What of the Elses? What thoughts flooded them when they watched Norman on the evening news, arriving in Perth flanked by plainclothes officers who carried him down the aeroplane steps and wheeled him across the rain-slicked tarmac? They knew now with whom their little girl had spent her final hours, if not entirely how. Norman was not talking, and who else would tell? Not-knowing spawns imagining, but maybe knowing-every-bit-of-it is worse.

‘He doesn’t look as if he has it in him, does he?’ Rosemary said, as we looked at his photograph between us, a double-page spread in a magazine she’d picked up with her groceries, already ringed with a circle of tea.

She was right, of course—he didn’t look as if he had it in him, and he hadn’t for a long time.

‘I’m sorry,’ he’d said the night I found him. Six weeks after Jessie Else went missing. The night I took him home and handed him back to his wife.

‘No more,’ she must have made him promise in Adelaide, and again in Perth. Promises he broke. So, in the salt-whipped house beyond the headland, she’d put her foot down hard enough to crack a tile, and made sure, promise or no, that Norman did not work as well as he’d have had to if he’d wanted to catch a little girl and keep her still long enough to do what had been done to Jessie Else.

‘I’m sorry,’ he’d told me.

But sorry for what?

Certain things had not been done to Jessie Else; things that had been done to all the other little girls; things they had been taken to be done with.

Not all truths come out. What’s done is done. For better or worse, Norman would take the blame, because for all the coals that Lily heaped upon his head, she had cared for and protected him as well. The anger in her pockets made her scratch, but for a long time she had combed his hair, brought him to Eddie on her arm to sit on warm steps and feel the breeze blow through a shirt she’d pressed and buttoned. When she took him home, she sponged the red dust from his creases, boiled the kettle, and set good meals before him.

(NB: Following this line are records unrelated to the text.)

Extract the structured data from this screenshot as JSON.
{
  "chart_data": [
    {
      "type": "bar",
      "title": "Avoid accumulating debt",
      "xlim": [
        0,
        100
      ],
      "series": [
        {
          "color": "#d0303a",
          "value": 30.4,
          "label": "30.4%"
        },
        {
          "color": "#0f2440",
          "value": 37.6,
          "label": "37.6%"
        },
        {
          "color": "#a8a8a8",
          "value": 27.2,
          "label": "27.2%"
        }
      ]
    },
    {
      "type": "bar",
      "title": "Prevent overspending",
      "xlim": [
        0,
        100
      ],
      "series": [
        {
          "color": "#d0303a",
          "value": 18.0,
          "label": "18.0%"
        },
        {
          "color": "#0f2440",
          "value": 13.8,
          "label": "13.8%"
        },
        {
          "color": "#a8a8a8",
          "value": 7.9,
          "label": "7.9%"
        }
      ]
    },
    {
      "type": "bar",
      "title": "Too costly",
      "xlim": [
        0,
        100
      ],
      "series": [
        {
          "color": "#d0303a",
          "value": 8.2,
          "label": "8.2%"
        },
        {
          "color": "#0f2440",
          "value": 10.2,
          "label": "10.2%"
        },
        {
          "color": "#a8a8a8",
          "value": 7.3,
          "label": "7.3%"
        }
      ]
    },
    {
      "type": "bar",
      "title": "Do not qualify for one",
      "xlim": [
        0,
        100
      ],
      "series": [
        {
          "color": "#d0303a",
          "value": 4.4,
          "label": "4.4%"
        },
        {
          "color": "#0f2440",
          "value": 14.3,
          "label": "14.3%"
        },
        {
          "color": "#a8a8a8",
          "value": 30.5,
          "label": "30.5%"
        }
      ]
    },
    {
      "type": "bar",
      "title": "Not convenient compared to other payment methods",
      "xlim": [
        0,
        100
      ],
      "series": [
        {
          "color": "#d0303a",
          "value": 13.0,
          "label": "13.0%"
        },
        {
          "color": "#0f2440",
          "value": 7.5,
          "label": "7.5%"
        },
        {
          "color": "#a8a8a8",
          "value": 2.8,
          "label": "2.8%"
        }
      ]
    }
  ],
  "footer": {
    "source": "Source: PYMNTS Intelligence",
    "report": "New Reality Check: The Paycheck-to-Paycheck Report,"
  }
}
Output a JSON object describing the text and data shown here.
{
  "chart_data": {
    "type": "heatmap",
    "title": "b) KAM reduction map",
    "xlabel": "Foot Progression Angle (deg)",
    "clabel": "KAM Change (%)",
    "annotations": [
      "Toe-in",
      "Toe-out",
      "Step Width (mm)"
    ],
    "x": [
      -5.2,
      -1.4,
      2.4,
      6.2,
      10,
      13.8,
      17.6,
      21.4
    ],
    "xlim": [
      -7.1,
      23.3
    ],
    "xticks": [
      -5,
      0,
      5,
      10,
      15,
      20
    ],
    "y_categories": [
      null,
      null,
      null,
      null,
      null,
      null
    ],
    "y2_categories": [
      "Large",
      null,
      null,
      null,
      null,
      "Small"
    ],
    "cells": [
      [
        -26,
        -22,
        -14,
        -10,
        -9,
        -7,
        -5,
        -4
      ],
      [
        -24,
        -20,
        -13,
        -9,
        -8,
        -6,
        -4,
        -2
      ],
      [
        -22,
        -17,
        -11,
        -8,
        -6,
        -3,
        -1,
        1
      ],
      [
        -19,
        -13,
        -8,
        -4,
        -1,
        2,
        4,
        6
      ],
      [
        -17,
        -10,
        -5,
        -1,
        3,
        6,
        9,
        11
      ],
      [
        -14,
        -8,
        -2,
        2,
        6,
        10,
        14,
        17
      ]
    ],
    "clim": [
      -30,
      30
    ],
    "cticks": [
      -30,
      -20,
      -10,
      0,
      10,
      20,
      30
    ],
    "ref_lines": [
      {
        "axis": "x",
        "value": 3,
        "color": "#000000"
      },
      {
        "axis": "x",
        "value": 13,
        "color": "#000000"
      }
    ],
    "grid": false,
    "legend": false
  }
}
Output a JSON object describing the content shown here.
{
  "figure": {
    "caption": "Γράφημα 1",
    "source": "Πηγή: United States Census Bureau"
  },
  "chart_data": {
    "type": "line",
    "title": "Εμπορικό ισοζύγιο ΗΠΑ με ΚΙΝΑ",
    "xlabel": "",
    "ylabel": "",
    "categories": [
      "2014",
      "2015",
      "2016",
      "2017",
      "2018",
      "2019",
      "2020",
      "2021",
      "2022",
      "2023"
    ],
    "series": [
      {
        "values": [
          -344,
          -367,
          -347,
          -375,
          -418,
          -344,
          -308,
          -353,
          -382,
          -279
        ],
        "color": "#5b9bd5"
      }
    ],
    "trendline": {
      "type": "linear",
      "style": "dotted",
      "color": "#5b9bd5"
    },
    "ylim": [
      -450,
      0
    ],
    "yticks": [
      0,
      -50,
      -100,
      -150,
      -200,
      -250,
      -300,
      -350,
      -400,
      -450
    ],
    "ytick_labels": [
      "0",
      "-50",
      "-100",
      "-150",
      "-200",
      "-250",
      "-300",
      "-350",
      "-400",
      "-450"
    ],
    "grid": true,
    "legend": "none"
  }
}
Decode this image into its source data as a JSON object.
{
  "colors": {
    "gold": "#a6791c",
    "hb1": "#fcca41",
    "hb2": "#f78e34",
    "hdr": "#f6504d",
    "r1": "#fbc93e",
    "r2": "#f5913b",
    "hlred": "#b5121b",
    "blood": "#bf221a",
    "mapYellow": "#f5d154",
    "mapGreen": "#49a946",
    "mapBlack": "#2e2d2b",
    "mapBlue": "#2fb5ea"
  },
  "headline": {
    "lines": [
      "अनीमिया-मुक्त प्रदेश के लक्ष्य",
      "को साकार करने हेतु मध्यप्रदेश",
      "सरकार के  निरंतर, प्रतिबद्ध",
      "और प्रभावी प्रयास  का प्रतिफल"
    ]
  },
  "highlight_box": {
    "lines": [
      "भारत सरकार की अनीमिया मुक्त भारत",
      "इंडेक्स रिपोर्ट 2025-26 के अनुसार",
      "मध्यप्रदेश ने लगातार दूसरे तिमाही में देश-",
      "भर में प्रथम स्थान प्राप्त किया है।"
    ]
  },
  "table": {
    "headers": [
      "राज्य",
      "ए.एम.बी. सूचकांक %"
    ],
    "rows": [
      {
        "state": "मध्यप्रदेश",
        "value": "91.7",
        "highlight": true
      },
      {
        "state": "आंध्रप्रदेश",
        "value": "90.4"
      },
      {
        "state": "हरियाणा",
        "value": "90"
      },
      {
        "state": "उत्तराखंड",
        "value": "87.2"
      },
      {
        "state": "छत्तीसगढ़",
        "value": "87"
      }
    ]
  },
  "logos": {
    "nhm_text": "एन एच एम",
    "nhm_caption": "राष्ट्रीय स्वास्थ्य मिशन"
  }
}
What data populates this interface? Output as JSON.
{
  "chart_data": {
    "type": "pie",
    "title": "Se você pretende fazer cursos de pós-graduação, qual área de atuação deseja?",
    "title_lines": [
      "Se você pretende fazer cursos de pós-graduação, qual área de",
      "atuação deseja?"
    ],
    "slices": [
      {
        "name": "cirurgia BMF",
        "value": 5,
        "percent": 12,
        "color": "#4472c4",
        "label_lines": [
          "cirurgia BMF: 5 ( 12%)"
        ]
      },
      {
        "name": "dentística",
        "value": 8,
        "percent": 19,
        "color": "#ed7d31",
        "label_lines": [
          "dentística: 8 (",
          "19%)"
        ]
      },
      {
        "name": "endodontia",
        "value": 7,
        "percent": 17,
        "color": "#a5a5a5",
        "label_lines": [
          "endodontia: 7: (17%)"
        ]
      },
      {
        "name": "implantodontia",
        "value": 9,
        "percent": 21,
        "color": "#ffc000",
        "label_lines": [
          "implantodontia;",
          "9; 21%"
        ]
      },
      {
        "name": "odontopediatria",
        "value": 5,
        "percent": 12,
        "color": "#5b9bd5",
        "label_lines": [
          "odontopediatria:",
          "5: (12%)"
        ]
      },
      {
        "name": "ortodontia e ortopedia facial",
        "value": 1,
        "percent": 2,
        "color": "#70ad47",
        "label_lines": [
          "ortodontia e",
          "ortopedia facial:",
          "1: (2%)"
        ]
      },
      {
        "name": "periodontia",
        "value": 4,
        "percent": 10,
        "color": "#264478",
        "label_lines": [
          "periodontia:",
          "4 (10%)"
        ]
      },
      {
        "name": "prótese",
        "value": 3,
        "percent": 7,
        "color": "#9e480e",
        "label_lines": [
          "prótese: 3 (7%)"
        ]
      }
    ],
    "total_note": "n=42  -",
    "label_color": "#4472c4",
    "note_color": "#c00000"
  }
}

There was anger in her pockets, but once Jessie Else was found, and Eddie was arrested, and Rosemary’s chance at a Life Like That began to slip away, there were other things, lumpy things that could not be lost in corners. Fear and shame pushed pins beneath an old man’s fingernails, pressed the flaking stubs of cigarettes into papery skin.

‘Have faith,’ she’d said. In me, she meant. Have faith in me, Lily, Helen Haxby, wife, secret-keeper and pin-sticker. Friend. For all her bitter words, she was a loyal friend; and for all the secrets she kept, she stood by every promise.

‘I won’t do it again,’ Norman told her, the night I took him home.

Perhaps she promised him the same thing, waiting by the kettle in the creamy light of early morning. ‘I won’t do it again. Don’t run away. Don’t you leave me here alone.’

Why would he? How could he?

‘We’re alright, love,’ I hear her tell him. ‘We’re safe out here. No one’s coming.’

But oh, how her cup must have rattled on its saucer.